Passano quattro anni dalla prima apertura e nel 1924 il museo viene trasferito al piano terreno, con un nuovo allestimento, che occupava otto sale (oggi sette, dopo la trasformazione di una sala in deposito), ripensato per accogliere all’interno di un unico percorso anche la prestigiosa Quadreria Davia Bargellini.
Ancora oggi le sale espositive risentono in gran parte dell’impostazione su cui Malaguzzi aveva fondato la propria concezione di museo, riunendo i due distinti nuclei patrimoniali che tutt’oggi compongono il museo, la raccolta d’arti applicate e la celebre quadreria dei Bargellini, nell’intento di dare vita ad un appartamento arredato del Settecento bolognese, dove accanto a mobili e suppellettili di pregio si dispongono oggetti rari, come lo scenografico Teatrino per marionette veneziane del Settecento,l’incantevole riproduzione in miniatura dell’interno di un’abitazione privata emiliana del XVIII secolo, una «sorta di divertissement d’ebanisteria forse esemplato sulle più celebri case di bambola» presenti nel nord Europa, ma assai poco diffuse in Italia. Prende corpo dunque una raccolta eterogenea di oggetti di arte applicata, «curiosità della vecchia Bologna», che annovera un materiale composito: ferri battuti, rami, bronzi ornamentali, cuoi impressi, fra i quali spicca il celebre Astuccio per pietra di paragone, raffinata testimonianza del quindicesimo secolo; chiavi, finimenti, maniglie per mobili; una significativa raccolta di vetri)(secoli XVI-XVIII), ceramiche, porcellane delle più importanti manifatture europee (Meissen, Ludwigsburg, Frankenthal, Hochst; alcune cere di altissima qualità, tra cui la Testa di San Filippo Neri di Alessandro Algardi, ispirata alla maschera funeraria del santo, ed ancora campionari di carta da parati e da libri, stoffe, ricami i paramenti argenti, arredi liturgici, ventagli, ritratti in miniatura, raccolte di tabacchiere, orologi smaltati, chiavette e quadranti a smalto di orologi dipinti a figurette (XVIII-XIX), una serie di modellini per mobili e sedie in miniatura dei secoli XVIII-XIX. Ai nuclei appena citati, si può aggiungere un’ingente raccolta di preziose cornici intagliate e dorate (XVI-XIX secolo), molte ancora nell’assetto d’origine, con i corrispettivi dipinti: fra tutte, spiccano senza ombra di dubbio le due cornici ad ampi racemi intagliati e girasoli, risalenti al 1699 conservate nel salone maggiore del Museo, «riconosciute fra gli esempi più spettacolari della fortuna ricevuta a Bologna dai formulari decorativi di stampo romano, quali il repertorio di Filippo Passarini (1698)».

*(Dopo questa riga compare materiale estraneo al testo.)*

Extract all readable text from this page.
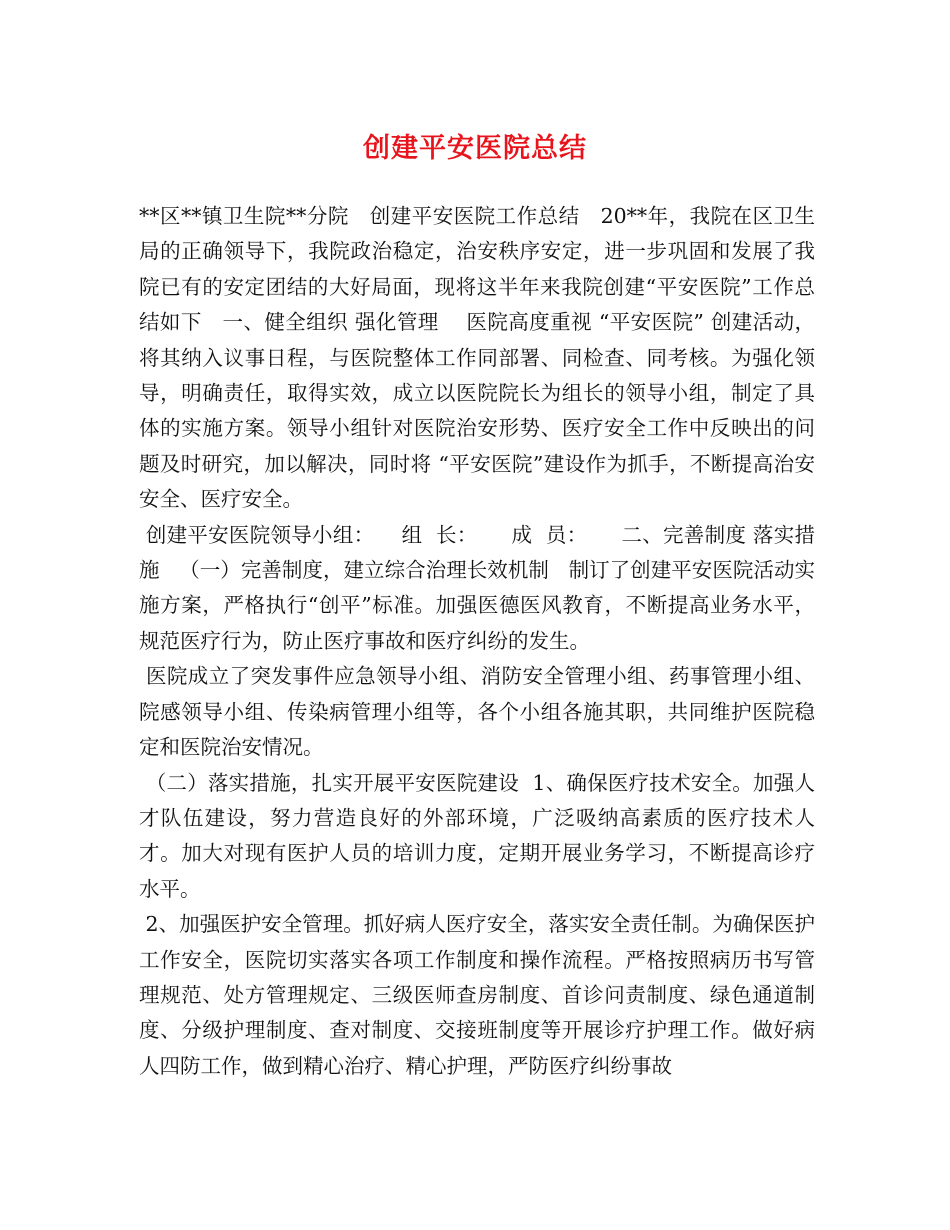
创建平安医院总结

**区**镇卫生院**分院   创建平安医院工作总结   20**年，我院在区卫生局的正确领导下，我院政治稳定，治安秩序安定，进一步巩固和发展了我院已有的安定团结的大好局面，现将这半年来我院创建“平安医院”工作总结如下   一、健全组织 强化管理    医院高度重视 “平安医院” 创建活动，将其纳入议事日程，与医院整体工作同部署、同检查、同考核。为强化领导，明确责任，取得实效，成立以医院院长为组长的领导小组，制定了具体的实施方案。领导小组针对医院治安形势、医疗安全工作中反映出的问题及时研究，加以解决，同时将 “平安医院”建设作为抓手，不断提高治安安全、医疗安全。

创建平安医院领导小组：    组  长：     成  员：     二、完善制度 落实措施   （一）完善制度，建立综合治理长效机制   制订了创建平安医院活动实施方案，严格执行“创平”标准。加强医德医风教育，不断提高业务水平，规范医疗行为，防止医疗事故和医疗纠纷的发生。

医院成立了突发事件应急领导小组、消防安全管理小组、药事管理小组、院感领导小组、传染病管理小组等，各个小组各施其职，共同维护医院稳定和医院治安情况。

（二）落实措施，扎实开展平安医院建设  1、确保医疗技术安全。加强人才队伍建设，努力营造良好的外部环境，广泛吸纳高素质的医疗技术人才。加大对现有医护人员的培训力度，定期开展业务学习，不断提高诊疗水平。

2、加强医护安全管理。抓好病人医疗安全，落实安全责任制。为确保医护工作安全，医院切实落实各项工作制度和操作流程。严格按照病历书写管理规范、处方管理规定、三级医师查房制度、首诊问责制度、绿色通道制度、分级护理制度、查对制度、交接班制度等开展诊疗护理工作。做好病人四防工作，做到精心治疗、精心护理，严防医疗纠纷事故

Proprio nel salone il Direttore fa convergere mobili e arredi per una messa in scena sontuosa: alle pareti la celebre serie dei dipinti di Marcantonio Franceschini muniti delle cornici originali, e tutt’attorno vetrine, poltrone, sedie e le tre ricche consoles riferibili a Luccio Lucci, con il piano intarsiato in madreperla, provenienti dell’arredo dell’appartamento nobile del senatore Vincenzo Bargellini e da questi commissionate a Venezia forse nel 1698. Nei propositi di Malaguzzi Valeri il salone diviene il punto di arrivo del suo ideale di museo, un luogo in cui poter «far rivivere nell’immaginazione un mondo scomparso»: «Quando le sale si animano con la presenza di visitatori e gli ori corruschi dei ricchi mobili del fastoso Settecento nel più grande salone si accendono e brillano, la sera, alla luce delle lampade elettriche da mille e cinquecento candele, par meno difficile rievocare l’andirivieni antico delle dame agghindate e dei gentiluomini in spadino in attesa del Cardinal Legato e il lento ondular delle danze e degli inchini leggiadri al suono degli strumenti musicali, oggi muti in un angolo».